Preparing for First Amendment Audits


In recent years there has been a sharp uptick in the number of First Amendment audit posts online with significant consequences for those involved. It’s important to remember that there are typically no actual crimes committed during these videos, simply a challenge to the overwhelming majority of secure facilities that have a no photography policy. Negative interactions between security and law enforcement are aggressively encouraged and captured on video for public viewing or worse yet, legal action with any potential violation of rights.


While the usual program involves one or several non-threatening responses to security questions, it’s clear the auditors do not wish to divulge why they are taking footage and have no intention of ceasing the activity in question. The confident and persistent responses from the auditor irks the security personnel engaged into stating something that may not be legally accurate i.e. ‘you aren’t allowed to film our property’. From there the dialogue usually deteriorates.


Keys to Preparation


Understand the Laws and Limitations – First and most importantly is that all staff need to be knowledgeable of basic Constitutional law, specifically the freedom of the press and how that translates to what these people are doing. Additionally, it’s imperative that security personnel know their legal rights and they do not exceed those. Any actions taken beyond legal authority can have disastrous financial and legal consequences for those involved and may attract additional scrutiny and audit efforts resulting in reputation damages.


Act with Diplomacy and Respect – Equally as important to knowing the legal rights in this situation is the use of diplomatic and non-threatening language when interacting with the auditor(s). The situation can immediately escalate depending on the nature of the encounter. If inaccurate statements are made they will be further challenged and highlighted for the final product footage.

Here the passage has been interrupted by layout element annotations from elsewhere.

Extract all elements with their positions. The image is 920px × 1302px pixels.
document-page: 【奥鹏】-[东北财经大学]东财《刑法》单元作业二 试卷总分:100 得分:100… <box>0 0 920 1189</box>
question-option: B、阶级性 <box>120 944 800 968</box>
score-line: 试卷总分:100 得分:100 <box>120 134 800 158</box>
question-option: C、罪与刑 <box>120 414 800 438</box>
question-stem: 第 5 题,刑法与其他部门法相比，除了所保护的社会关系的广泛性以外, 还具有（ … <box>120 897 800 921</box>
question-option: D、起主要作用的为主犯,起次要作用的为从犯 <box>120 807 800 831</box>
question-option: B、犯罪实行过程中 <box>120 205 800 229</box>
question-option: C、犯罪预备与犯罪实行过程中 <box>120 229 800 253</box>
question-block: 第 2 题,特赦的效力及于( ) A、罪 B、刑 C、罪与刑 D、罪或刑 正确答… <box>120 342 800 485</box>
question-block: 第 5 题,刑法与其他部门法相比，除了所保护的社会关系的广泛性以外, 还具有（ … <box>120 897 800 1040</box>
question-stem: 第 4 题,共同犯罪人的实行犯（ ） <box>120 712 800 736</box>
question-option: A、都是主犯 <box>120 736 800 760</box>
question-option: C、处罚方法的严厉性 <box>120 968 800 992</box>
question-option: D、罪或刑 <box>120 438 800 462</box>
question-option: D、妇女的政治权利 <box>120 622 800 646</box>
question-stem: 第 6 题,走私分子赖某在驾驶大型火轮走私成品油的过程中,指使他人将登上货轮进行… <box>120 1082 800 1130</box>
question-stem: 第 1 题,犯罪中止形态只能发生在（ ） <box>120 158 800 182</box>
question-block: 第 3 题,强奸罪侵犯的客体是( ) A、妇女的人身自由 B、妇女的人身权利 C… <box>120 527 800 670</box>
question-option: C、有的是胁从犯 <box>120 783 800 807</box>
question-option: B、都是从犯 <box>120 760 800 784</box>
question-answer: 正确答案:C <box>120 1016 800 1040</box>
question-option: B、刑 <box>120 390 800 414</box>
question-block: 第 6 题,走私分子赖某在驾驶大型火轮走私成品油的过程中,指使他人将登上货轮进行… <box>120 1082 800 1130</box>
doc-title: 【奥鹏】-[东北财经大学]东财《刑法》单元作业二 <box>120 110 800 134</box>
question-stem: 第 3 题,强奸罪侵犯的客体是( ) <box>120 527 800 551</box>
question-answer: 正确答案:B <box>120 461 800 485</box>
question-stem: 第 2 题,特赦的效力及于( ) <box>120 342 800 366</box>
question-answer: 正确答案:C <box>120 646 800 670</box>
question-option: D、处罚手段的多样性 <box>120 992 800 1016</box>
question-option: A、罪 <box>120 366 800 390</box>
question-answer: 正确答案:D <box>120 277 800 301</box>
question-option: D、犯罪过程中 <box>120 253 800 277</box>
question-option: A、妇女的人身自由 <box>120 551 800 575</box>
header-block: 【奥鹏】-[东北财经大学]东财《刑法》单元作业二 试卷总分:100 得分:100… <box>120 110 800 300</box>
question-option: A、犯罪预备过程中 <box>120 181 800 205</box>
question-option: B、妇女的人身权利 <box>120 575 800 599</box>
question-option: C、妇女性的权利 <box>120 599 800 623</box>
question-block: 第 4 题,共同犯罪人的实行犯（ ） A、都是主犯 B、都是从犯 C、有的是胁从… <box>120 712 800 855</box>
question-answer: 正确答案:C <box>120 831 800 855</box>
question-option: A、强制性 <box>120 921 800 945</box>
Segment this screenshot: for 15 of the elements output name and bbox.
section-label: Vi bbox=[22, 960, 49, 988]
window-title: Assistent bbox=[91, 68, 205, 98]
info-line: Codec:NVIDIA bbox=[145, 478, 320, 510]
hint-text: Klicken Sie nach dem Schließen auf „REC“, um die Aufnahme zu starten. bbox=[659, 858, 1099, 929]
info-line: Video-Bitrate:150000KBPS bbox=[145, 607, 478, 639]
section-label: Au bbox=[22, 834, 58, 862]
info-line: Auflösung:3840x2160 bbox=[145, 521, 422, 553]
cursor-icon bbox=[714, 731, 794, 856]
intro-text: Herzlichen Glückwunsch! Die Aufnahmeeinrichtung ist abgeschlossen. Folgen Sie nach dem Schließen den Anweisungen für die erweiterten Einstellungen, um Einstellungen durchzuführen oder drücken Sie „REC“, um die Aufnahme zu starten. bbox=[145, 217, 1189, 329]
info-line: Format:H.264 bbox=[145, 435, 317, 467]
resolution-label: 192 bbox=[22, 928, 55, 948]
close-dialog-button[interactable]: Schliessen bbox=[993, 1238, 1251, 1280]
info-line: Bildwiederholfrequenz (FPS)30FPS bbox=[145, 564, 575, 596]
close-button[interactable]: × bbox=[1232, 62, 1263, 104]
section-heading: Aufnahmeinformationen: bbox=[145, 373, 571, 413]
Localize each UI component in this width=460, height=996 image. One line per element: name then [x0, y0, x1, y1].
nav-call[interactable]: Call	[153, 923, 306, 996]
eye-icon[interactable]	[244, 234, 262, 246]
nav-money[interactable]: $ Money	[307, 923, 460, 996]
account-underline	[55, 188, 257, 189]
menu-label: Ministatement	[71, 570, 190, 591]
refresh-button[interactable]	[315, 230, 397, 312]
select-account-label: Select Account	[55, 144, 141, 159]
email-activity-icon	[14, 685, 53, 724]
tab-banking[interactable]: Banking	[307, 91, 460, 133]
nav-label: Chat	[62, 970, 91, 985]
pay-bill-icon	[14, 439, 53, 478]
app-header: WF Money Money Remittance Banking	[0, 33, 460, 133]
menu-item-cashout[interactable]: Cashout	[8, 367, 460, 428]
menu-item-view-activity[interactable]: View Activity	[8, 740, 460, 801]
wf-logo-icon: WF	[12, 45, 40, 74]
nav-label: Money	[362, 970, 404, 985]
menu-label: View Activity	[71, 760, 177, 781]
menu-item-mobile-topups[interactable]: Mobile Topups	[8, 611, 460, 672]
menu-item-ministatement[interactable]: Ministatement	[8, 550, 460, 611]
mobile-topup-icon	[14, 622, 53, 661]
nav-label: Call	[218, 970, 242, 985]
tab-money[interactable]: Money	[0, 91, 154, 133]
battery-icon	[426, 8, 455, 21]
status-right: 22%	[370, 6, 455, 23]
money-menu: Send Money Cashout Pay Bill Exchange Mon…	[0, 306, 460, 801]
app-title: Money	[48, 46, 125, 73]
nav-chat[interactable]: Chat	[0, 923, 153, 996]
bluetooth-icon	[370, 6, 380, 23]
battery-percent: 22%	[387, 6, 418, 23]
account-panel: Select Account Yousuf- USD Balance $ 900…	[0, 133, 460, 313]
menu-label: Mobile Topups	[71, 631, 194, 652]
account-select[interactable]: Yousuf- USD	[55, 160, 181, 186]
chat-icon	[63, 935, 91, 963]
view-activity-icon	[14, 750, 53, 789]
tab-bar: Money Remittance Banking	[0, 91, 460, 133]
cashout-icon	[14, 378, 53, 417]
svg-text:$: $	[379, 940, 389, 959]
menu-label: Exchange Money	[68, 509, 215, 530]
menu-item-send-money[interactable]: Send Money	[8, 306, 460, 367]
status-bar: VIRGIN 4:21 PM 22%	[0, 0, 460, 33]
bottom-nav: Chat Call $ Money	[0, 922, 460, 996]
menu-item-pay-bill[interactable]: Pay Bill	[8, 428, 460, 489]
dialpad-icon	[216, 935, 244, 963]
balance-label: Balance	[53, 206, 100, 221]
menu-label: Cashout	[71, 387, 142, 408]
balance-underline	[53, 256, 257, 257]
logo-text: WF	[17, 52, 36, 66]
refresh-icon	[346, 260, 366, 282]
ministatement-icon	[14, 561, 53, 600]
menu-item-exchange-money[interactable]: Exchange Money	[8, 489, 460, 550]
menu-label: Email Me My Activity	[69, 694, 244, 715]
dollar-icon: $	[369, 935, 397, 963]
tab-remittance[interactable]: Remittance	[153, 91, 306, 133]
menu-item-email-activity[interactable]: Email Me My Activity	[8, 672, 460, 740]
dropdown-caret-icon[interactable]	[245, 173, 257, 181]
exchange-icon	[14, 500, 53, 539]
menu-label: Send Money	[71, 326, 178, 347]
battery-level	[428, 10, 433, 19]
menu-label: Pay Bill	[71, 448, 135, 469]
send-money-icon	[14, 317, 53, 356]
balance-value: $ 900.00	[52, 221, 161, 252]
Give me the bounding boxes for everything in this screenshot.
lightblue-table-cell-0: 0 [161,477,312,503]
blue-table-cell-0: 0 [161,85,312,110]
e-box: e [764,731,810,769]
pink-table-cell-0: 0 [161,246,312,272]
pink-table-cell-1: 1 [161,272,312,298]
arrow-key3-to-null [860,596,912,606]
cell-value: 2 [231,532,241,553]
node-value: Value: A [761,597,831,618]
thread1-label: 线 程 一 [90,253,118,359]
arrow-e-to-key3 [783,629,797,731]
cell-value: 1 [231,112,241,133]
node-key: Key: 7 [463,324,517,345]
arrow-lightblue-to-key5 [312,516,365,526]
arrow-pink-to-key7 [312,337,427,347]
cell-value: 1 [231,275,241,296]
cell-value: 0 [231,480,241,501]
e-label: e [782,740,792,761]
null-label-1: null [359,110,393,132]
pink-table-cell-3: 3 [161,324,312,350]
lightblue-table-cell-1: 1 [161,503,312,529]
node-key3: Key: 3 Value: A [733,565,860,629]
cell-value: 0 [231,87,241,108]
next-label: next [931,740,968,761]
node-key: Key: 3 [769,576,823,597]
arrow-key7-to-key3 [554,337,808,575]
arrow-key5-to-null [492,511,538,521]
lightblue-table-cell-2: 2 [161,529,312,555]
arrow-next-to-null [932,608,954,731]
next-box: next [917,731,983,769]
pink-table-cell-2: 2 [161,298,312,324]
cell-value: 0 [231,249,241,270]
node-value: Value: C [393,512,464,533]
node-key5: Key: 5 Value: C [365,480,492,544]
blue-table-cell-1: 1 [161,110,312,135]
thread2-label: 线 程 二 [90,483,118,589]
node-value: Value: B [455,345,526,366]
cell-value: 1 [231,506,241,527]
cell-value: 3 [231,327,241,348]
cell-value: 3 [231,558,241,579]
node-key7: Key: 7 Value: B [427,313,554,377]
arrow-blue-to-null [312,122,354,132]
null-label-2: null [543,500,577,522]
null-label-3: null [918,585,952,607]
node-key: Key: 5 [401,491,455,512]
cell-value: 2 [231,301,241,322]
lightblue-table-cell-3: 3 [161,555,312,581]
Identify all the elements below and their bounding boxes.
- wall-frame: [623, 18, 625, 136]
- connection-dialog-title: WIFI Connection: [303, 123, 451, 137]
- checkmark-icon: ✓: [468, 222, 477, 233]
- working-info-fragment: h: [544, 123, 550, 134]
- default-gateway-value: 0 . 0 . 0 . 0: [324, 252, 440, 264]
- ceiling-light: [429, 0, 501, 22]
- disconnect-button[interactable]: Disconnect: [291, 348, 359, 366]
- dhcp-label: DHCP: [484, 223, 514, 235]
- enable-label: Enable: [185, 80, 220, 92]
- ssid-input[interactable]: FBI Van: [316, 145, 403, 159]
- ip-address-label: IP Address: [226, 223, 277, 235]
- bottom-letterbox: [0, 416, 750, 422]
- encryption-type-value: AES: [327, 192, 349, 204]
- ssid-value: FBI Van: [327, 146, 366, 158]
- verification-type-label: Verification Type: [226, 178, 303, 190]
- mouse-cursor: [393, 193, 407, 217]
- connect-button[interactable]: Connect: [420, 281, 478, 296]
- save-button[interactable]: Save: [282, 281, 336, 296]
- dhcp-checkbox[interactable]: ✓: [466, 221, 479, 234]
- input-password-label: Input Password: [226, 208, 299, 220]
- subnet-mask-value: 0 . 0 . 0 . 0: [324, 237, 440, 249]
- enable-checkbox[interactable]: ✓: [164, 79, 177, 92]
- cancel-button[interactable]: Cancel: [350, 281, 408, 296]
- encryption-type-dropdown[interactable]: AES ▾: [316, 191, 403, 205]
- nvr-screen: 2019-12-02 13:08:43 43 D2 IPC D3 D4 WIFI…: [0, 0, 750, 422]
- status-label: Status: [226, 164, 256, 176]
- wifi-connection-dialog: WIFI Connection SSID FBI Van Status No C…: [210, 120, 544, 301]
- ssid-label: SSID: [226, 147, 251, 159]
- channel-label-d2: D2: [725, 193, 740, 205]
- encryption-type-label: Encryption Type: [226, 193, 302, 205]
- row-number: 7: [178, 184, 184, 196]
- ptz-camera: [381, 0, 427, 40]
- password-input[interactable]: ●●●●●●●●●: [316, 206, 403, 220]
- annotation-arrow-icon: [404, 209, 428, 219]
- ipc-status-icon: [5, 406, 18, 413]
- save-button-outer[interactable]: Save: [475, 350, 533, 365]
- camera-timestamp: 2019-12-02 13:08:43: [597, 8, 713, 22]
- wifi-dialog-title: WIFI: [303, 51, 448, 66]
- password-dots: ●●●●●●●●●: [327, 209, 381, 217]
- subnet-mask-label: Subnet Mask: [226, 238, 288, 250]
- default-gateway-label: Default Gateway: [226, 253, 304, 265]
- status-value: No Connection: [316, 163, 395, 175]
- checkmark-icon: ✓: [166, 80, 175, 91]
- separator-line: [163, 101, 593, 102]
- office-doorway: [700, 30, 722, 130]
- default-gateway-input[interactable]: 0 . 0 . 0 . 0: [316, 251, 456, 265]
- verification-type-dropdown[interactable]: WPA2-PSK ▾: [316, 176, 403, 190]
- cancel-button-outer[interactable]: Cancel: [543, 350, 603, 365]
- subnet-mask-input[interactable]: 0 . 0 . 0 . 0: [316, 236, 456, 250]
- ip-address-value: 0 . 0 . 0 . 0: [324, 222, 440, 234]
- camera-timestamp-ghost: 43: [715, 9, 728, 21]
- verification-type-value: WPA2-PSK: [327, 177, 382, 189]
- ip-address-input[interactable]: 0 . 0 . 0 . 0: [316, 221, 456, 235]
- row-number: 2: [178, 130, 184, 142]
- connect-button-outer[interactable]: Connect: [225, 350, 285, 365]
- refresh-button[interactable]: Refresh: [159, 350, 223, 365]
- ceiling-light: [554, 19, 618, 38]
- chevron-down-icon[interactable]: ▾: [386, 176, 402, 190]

Update Post Orders – You have to have up to date information and procedures in the post orders to quickly and properly address instances of suspicious photography and media requests. Surveillance and first amendment audits are very different incidents, but it’s important that security staff recognize the differences and how to address them. While it’s important for security staff to inquire to the nature of the visit and reason for filming, the auditors do not have to answer or stop if on public grounds. Knowing how to proceed after that is critical and practice drills can be of great benefit.


Update Contact Info for Media Requests – Almost all employees and contractors are not specifically designated to speak ‘on behalf of the company’. Ensure that this is well known and easily available to counter difficult or challenging questions from a first amendment auditor or media member when needed.


Law Enforcement Liaison – It is always a best practice to collaborate with your local law enforcement for emergency events and assistance. This may be especially handy in the event of protests or labor actions where disruption of business may be the intended goal. In fact, lawful demonstrations on public land may require a permit and local police may inform you in advance allowing for some preparation time.


While some of these elements are specifically to ensure readiness for First Amendment Audits, many could be utilized to prepare for labor actions or larger demonstrations or protests.